Les contes de fées ça n'arrive pas qu'aux autres. Trois jeunes garçons rêvaient de créer un groupe de musique, dont le nom reprendrait celui de la plus grande espèce de mygale (connue aussi sous le nom d'araignée Goliath) que l'on peut croiser pour son plus grand malheur en Guyane. Mais même avec un tel patronyme gigantesque, comment leur radeau voguant sur une mer de metal déchaînée pouvait-elle attirer quelqu'un? C'est là que par miracle, Jan Rechberger, batteur du groupe Amorphis, remarque le frêle esquif et invite les trois compères à embarquer dans son studio d'Helsinki pour enregistrer son premier EP.
Et notre voyage commence, une fois n'est pas coutume, sur des chapeaux de roue.

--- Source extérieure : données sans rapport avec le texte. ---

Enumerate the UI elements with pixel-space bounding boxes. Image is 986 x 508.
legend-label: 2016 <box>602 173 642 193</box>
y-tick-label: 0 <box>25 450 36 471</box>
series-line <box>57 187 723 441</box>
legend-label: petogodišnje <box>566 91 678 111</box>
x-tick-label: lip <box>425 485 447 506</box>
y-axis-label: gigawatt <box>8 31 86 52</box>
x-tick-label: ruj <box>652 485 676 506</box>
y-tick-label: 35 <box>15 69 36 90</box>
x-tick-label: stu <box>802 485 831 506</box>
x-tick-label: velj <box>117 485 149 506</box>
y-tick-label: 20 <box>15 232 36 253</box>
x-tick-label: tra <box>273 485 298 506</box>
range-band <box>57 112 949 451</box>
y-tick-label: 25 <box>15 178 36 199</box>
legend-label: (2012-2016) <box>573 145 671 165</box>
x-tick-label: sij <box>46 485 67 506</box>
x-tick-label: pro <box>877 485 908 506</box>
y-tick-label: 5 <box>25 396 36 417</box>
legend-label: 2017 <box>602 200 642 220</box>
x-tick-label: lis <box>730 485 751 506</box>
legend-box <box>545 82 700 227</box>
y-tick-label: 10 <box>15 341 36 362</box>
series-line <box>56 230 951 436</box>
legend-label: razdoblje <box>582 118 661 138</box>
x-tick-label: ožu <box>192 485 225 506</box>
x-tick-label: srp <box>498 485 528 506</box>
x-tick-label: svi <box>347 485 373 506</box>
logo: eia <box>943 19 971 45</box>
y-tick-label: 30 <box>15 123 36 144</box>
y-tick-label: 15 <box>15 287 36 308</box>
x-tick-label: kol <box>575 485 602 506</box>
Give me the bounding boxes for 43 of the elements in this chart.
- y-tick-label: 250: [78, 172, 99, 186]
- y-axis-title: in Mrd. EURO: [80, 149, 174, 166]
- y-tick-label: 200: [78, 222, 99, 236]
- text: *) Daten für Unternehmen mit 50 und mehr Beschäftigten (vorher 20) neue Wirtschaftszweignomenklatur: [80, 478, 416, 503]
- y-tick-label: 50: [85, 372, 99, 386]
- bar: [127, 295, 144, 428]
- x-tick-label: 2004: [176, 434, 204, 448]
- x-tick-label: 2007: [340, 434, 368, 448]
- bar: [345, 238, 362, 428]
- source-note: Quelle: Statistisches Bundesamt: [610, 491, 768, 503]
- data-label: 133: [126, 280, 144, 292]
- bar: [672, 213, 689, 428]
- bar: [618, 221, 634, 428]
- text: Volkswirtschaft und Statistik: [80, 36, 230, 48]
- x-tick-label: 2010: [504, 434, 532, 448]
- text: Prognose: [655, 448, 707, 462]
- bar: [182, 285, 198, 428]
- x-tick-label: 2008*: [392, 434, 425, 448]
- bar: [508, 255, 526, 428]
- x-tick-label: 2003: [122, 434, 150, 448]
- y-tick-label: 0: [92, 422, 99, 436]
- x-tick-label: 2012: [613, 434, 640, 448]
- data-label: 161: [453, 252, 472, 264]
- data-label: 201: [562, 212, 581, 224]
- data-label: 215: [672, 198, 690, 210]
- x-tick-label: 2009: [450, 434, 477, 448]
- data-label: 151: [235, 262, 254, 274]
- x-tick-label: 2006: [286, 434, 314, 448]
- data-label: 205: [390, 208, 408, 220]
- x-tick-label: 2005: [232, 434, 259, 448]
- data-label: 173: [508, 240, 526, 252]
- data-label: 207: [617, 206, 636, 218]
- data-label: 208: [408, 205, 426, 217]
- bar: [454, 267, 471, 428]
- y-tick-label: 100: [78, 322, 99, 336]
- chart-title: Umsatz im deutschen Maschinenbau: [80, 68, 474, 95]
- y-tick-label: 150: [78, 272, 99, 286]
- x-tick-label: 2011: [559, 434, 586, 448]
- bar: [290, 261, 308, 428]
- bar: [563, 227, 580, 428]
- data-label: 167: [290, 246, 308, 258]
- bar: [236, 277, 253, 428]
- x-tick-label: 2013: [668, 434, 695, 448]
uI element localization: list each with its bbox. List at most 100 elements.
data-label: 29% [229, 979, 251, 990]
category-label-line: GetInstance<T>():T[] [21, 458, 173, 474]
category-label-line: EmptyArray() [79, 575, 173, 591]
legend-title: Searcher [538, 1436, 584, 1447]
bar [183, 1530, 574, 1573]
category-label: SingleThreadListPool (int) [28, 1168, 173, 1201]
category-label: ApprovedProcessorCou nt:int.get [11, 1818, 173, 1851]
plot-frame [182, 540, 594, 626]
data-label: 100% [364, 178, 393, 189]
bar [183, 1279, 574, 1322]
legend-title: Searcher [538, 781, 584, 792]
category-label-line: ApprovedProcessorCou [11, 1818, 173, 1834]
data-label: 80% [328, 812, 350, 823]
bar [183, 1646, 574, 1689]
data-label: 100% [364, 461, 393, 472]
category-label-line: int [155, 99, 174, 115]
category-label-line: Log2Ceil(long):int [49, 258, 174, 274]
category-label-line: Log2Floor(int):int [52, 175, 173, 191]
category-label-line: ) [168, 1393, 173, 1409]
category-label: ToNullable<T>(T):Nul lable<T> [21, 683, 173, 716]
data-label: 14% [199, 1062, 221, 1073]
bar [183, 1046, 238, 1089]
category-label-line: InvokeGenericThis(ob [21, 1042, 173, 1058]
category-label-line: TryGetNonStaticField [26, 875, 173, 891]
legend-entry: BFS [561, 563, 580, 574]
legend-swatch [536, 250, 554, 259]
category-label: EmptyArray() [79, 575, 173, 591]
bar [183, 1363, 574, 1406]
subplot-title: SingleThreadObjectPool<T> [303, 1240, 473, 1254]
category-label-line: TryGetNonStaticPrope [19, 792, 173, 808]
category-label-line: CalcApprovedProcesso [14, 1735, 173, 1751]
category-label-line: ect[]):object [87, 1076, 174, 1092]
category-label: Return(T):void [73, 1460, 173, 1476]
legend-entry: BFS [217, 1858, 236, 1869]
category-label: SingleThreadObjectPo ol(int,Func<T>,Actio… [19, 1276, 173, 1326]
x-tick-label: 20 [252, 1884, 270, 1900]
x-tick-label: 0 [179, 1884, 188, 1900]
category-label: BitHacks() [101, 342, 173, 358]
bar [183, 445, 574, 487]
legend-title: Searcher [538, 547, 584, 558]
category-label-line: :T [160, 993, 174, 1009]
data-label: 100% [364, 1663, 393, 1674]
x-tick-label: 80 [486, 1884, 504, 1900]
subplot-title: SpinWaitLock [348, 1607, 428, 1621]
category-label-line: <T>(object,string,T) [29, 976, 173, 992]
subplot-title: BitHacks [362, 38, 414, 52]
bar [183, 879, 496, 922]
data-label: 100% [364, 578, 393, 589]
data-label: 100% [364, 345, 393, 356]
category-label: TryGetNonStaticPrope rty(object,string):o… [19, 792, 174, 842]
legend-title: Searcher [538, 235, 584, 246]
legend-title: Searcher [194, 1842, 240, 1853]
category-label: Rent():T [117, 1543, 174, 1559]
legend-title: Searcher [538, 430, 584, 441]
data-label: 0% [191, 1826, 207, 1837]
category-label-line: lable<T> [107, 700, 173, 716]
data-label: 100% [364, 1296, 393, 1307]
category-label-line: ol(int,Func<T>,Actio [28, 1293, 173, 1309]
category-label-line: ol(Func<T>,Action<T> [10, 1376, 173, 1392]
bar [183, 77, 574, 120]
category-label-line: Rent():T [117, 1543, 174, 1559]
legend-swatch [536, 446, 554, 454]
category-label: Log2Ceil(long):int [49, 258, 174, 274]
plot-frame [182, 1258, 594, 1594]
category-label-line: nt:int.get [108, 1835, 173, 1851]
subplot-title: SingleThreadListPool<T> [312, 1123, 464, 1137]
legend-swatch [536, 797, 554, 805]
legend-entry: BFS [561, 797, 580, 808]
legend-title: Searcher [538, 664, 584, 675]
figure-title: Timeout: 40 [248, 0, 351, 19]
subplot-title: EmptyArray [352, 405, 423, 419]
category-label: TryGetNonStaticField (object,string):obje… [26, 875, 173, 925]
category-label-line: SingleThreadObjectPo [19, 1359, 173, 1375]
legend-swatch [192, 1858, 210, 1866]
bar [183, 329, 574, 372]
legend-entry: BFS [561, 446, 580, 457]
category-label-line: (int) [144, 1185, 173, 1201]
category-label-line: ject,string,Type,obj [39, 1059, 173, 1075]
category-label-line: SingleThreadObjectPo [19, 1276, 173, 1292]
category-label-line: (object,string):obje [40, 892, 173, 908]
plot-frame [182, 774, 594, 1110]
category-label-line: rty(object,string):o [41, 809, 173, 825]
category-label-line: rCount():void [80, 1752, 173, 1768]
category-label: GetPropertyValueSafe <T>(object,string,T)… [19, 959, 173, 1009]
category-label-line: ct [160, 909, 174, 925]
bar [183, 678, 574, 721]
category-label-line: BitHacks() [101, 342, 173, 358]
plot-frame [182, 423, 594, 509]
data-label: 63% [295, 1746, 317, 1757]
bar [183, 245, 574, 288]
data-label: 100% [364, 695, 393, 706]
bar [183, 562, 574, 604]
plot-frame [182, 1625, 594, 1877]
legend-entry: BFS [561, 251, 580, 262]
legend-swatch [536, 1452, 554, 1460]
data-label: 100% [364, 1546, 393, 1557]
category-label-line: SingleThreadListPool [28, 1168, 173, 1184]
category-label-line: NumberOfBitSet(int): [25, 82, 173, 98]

Près de onze ans après sa création, Theraphosa n'allait pas se risquer à faire une introduction sophistiquée. De la même façon, l'album se clôt brutalement, comme si le groupe ne souhaitait pas s’embarrasser d'un bouquet de feu d'artifices. Nous visitons en avant-première la forge de Vulcain. Les amateurs de son de guitares qui tachent vont en avoir pour leurs oreilles. Les guitares de Theraphosa tronçonnent et engluent l'espace sonore à l'image de leur patronyme. Le batteur est de la graine des Duracell, véritable boule d'énergie, jamais avare dans ses coups et toujours survolté. La basse apporte une grille de lecture assourdissante. Conformément aux codes du genre, le chant en growl se montre également très menaçant, d'autant qu'il est particulièrement rageur - quasi punkoïde - en particulier sur 'The God Within'.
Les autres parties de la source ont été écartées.